Take dual core as an example:
resources: requests: cpu: 50m #Equal to 0.05 memory: 512Mi limits: cpu: 100m #Equal to 0.1 memory: 1Gi
Meaning: when the container starts, it requests 50 / 2000 cores (2.5%) and allows up to 100 / 2000 cores (5%)
The total number of 0.05 cores except 2 is 2.5%, and the total number of 0.1 cores except 2 is 5%
resources: requests: cpu: 100m #Equal to 0.1 memory: 512Mi limits: cpu: 200m #Equal to 0.2 memory: 1Gi
The meaning of cpu unit m: when the container starts, it requests 100 / 2000 cores (5%) and allows up to 200 / 2000 cores (10%)

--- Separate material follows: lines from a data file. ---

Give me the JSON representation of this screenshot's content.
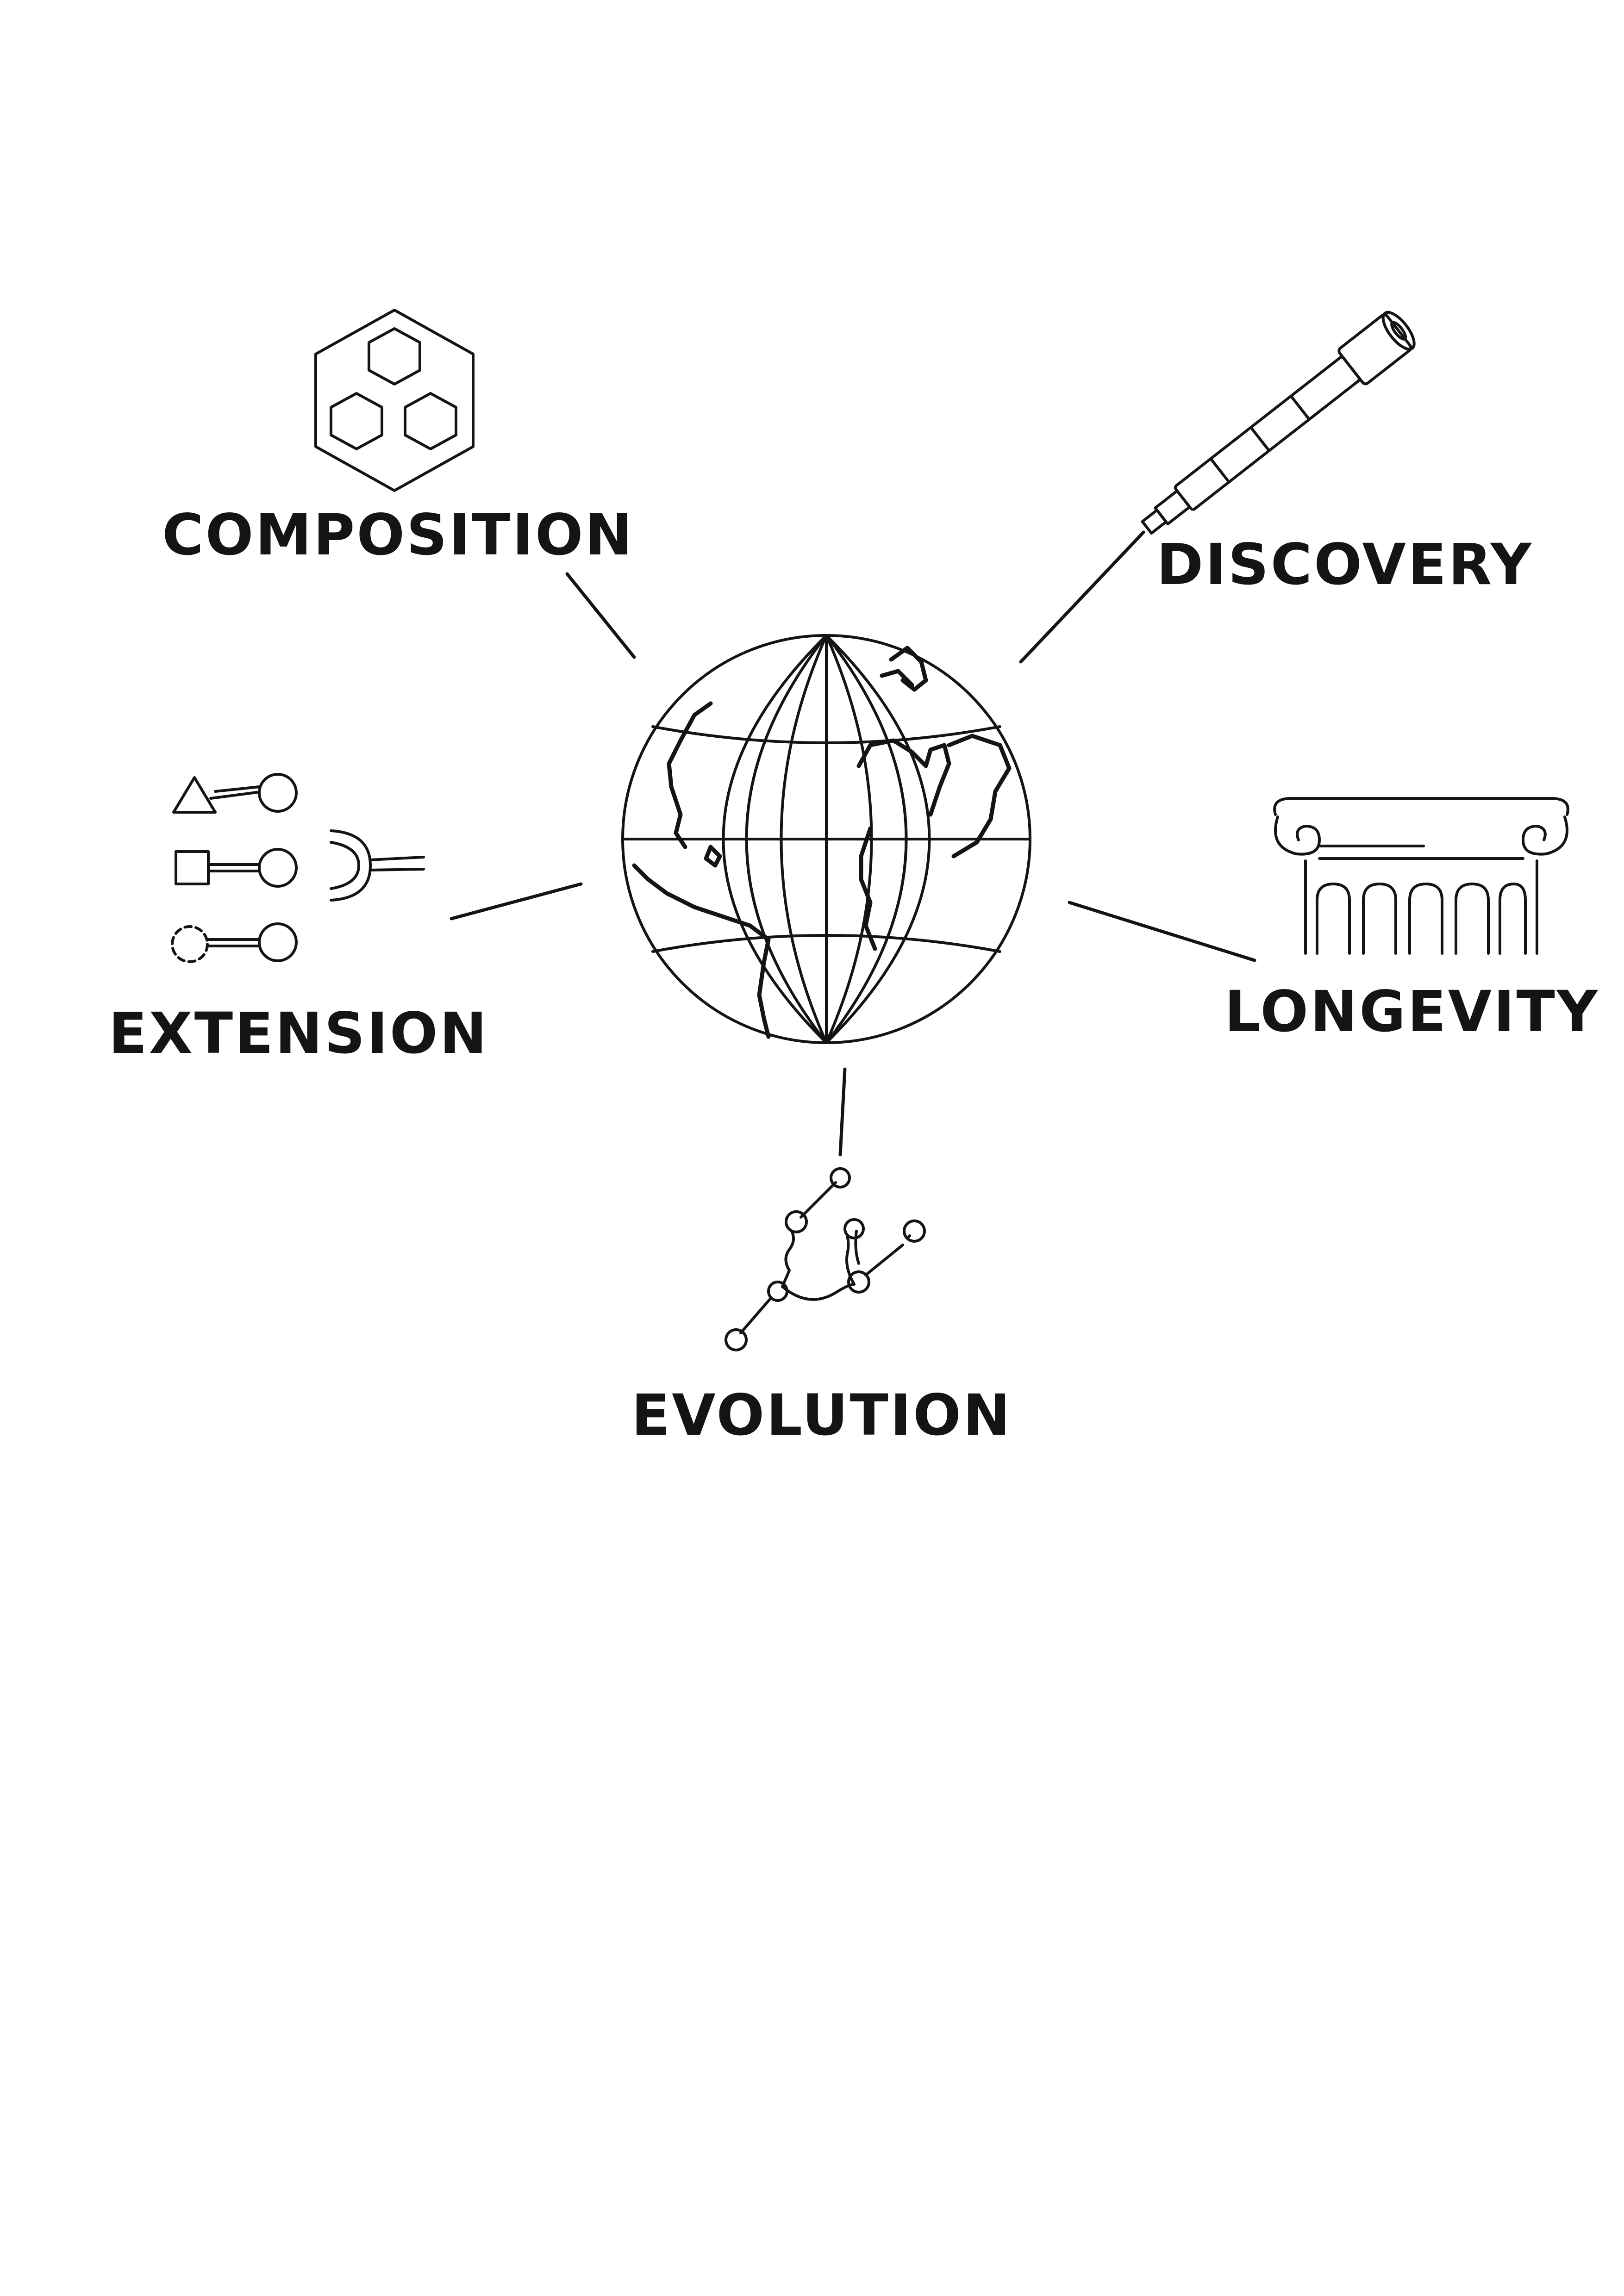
{
  "diagram": {
    "center": "globe-icon",
    "labels": {
      "composition": "COMPOSITION",
      "discovery": "DISCOVERY",
      "extension": "EXTENSION",
      "longevity": "LONGEVITY",
      "evolution": "EVOLUTION"
    },
    "icons": {
      "composition": "hexagon-cluster-icon",
      "discovery": "telescope-icon",
      "extension": "plug-connectors-icon",
      "longevity": "column-capital-icon",
      "evolution": "branching-tree-icon"
    },
    "colors": {
      "ink": "#141414",
      "background": "#ffffff"
    }
  }
}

The total number of 0.1 cores except 2 is 5%, and the total number of 0.2 cores except 2 is 10%
application
2,# Application resources [root@k8s-master ~]# kubectl apply -f hpa.yaml deployment.apps/hpa created # View hpa monitor cpu usage [root@k8s-master ~]#kubectl get horizontalpodautoscalers.autoscaling NAME REFERENCE TARGETS MINPODS MAXPODS REPLICAS AGE hpa Deployment/hpa 24%/40% 2 10 2 53s 3,# View host resource usage [root@k8s-master ~]# kubectl top pods NAME CPU(cores) MEMORY(bytes) hpa-5cb8bcdc4f-xvkkf 11m 54Mi # View pod operation details [root@k8s-master ~]# kubectl get pods NAME READY STATUS RESTARTS AGE hpa-5cb8bcdc4f-xvkkf 1/1 Running 0 7m4s # View svc operation details [root@k8s-master ~]# kubectl get svc NAME TYPE CLUSTER-IP EXTERNAL-IP PORT(S) AGE hpa ClusterIP 10.1.159.102 <none> 80/TCP 6m50s # Enter the following command for each node in the cluster to perform the stress test [root@k8s-master ~]# while true; do curl 10.1.159.102/index; echo ''; done # Check the cpu running status of this pod again (the cpu traffic will increase, as shown below) [root@k8s-master ~]# kubectl top pods NAME CPU(cores) MEMORY(bytes) hpa-5cb8bcdc4f-xvkkf 163m 56Mi # Check again that the number of pods will increase (this enables HPA to monitor cpu utilization, and the pod container will be automatically expanded with the increase of cpu utilization) [root@k8s-master ~]# kubectl get pods NAME READY STATUS RESTARTS AGE hpa-7f5d745bf9-45fkj 1/1 Running 0 4m39s hpa-7f5d745bf9-5qb4d 1/1 Running 0 4m55s hpa-7f5d745bf9-5vnfl 1/1 Running 0 4m40s hpa-7f5d745bf9-fh66r 1/1 Running 0 4m55s hpa-7f5d745bf9-fnlx4 1/1 Running 0 15m hpa-7f5d745bf9-g7r5c 1/1 Running 0 4m55s hpa-7f5d745bf9-qdrc7 1/1 Running 0 4m39s hpa-7f5d745bf9-s2sbx 1/1 Running 0 4m39s hpa-7f5d745bf9-sz9zz 1/1 Running 0 6m56s hpa-7f5d745bf9-zw778 1/1 Running 0 16m
You can see that it automatically scales to ten.